Hybrid classical-quantum computing framework empowers intelligent surfaces for wireless environments
In a traditional wireless environment, the transmitter (such as a radio) emits a signal via electromagnetic waves. However, the waves can be blocked by walls or objects, causing the signal to weaken or disappear.
Reconfigurable intelligent surfaces (RIS) are a way of transmitting and amplifying wireless signals. Made of electromagnetic material, these surfaces can reflect signals and redirect electromagnetic waves. By incorporating these surfaces into building facades, walls or windows, we can redirect wireless signals to bypass potential obstacles, amplifying the signal and improving the energy efficiency of wireless networks.
The challenge is rapidly optimizing these intelligent surfaces to make them into the ideal configuration for reflecting wireless signals. Peng’s hybrid approach uses both quantum and classical computing to achieve this. Peng explains, “We rely on the traditional strengths of classical computing for learning and quantum computing for optimization solutions.”
Quantum computing algorithms are able to quickly find the optimal solution for intelligent surfaces using quantum mechanics to calculate the probabilities. Classical computing uses machine learning to discover the intended receiver location. In other words, quantum computing tells us how to optimize the intelligent surface in order to redirect the signal, and classical computing tells us where to send the signal.

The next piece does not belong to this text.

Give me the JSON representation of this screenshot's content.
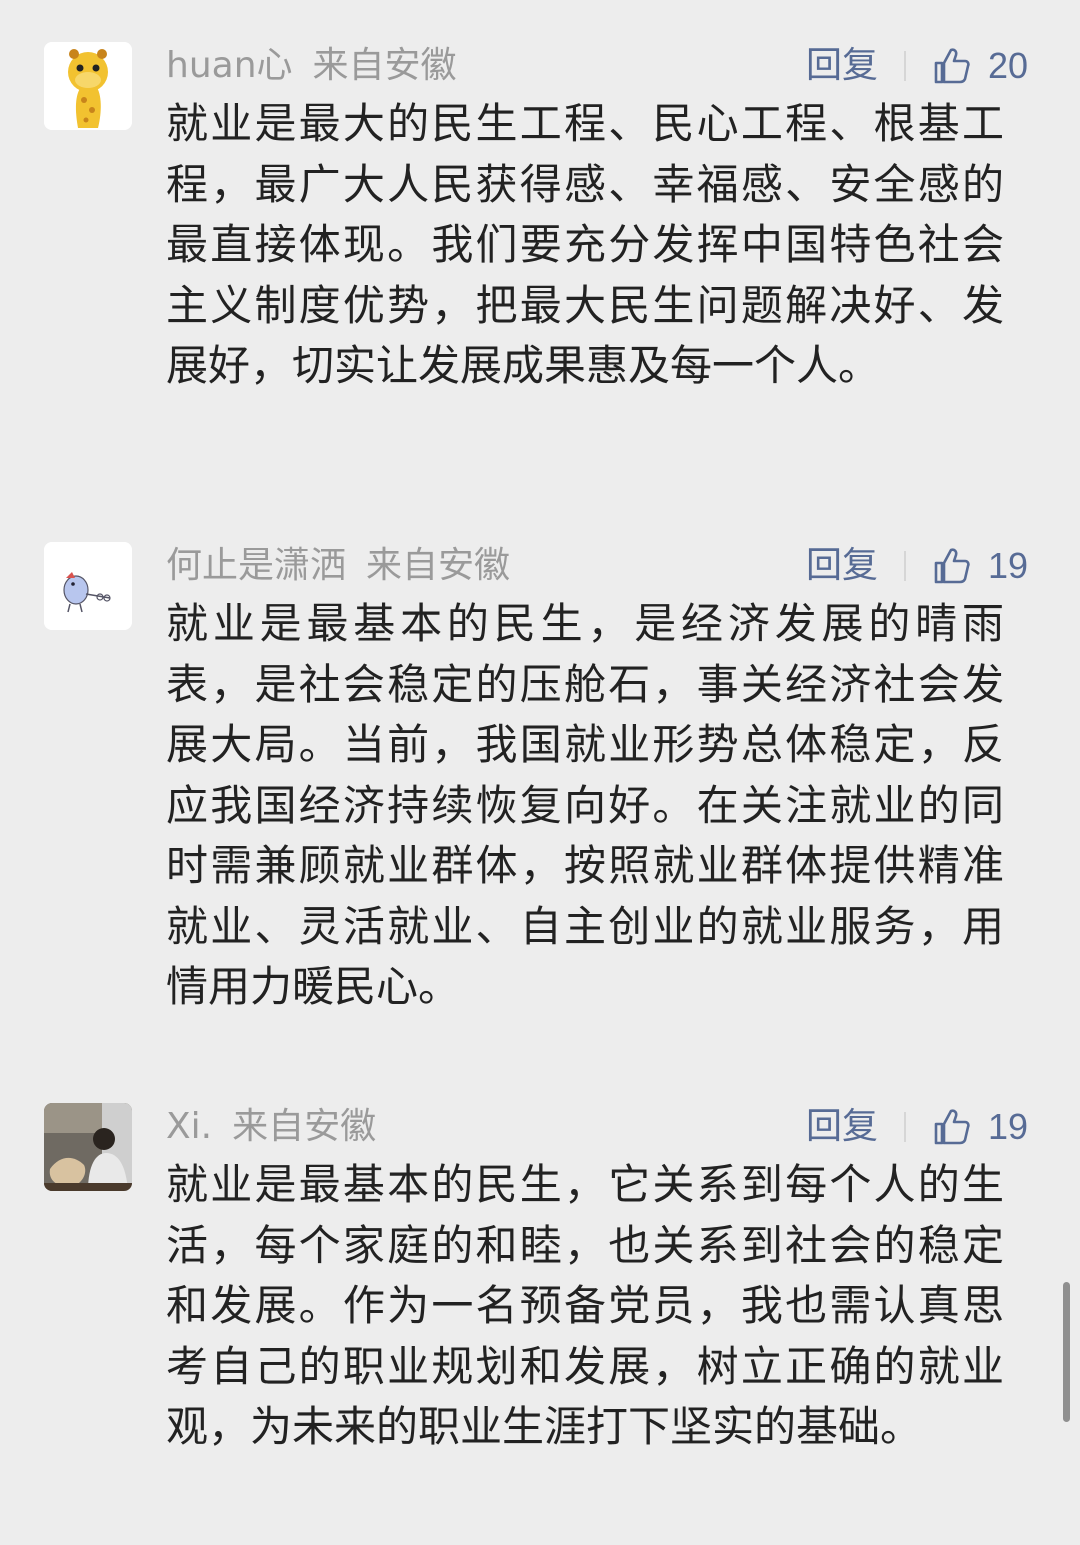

Peng’s team now have reached a milestone in their research: they have validated this hybrid framework with successful laboratory experiments. Their next step is expanding the scale and incorporating different functions into the surfaces, such as signal focusing – meaning that the signal can be confined to certain areas.
An electromagnetics specialist, Peng has expanded his research domain to explore the possibilities of combining electromagnetics with wireless and quantum knowledge. Until recently, his research focused on computational and theoretical electromagnetics, with limited opportunities for practical experiments.
“In a computer simulation, everything is perfect, but when you move to a real-life scenario there are many surprises,” Peng comments. “By complementing my research with experimental work, I significantly broaden my understanding of what the real wireless and electromagnetic environments look like.”
This project is supported by Nokia and a National Science Foundation (NSF) grant. Peng’s team is collaborating with fellow Illinois ECE Professor Thomas Moon, Professor Gabriele Gradoni at the University of Surrey, and Dr. Amitava Ghosh and Dr. Fred Vook at Nokia Standards in Naperville Illinoia.
As part of this project, Charles Ross, one of Peng’s PhD students, was honored with the Best Student Paper Award (2nd prize) at the 2023 IEEE MTT-S International Conference on Numerical Electromagnetic and Multiphysics Modeling and Optimization (NEMO’2023).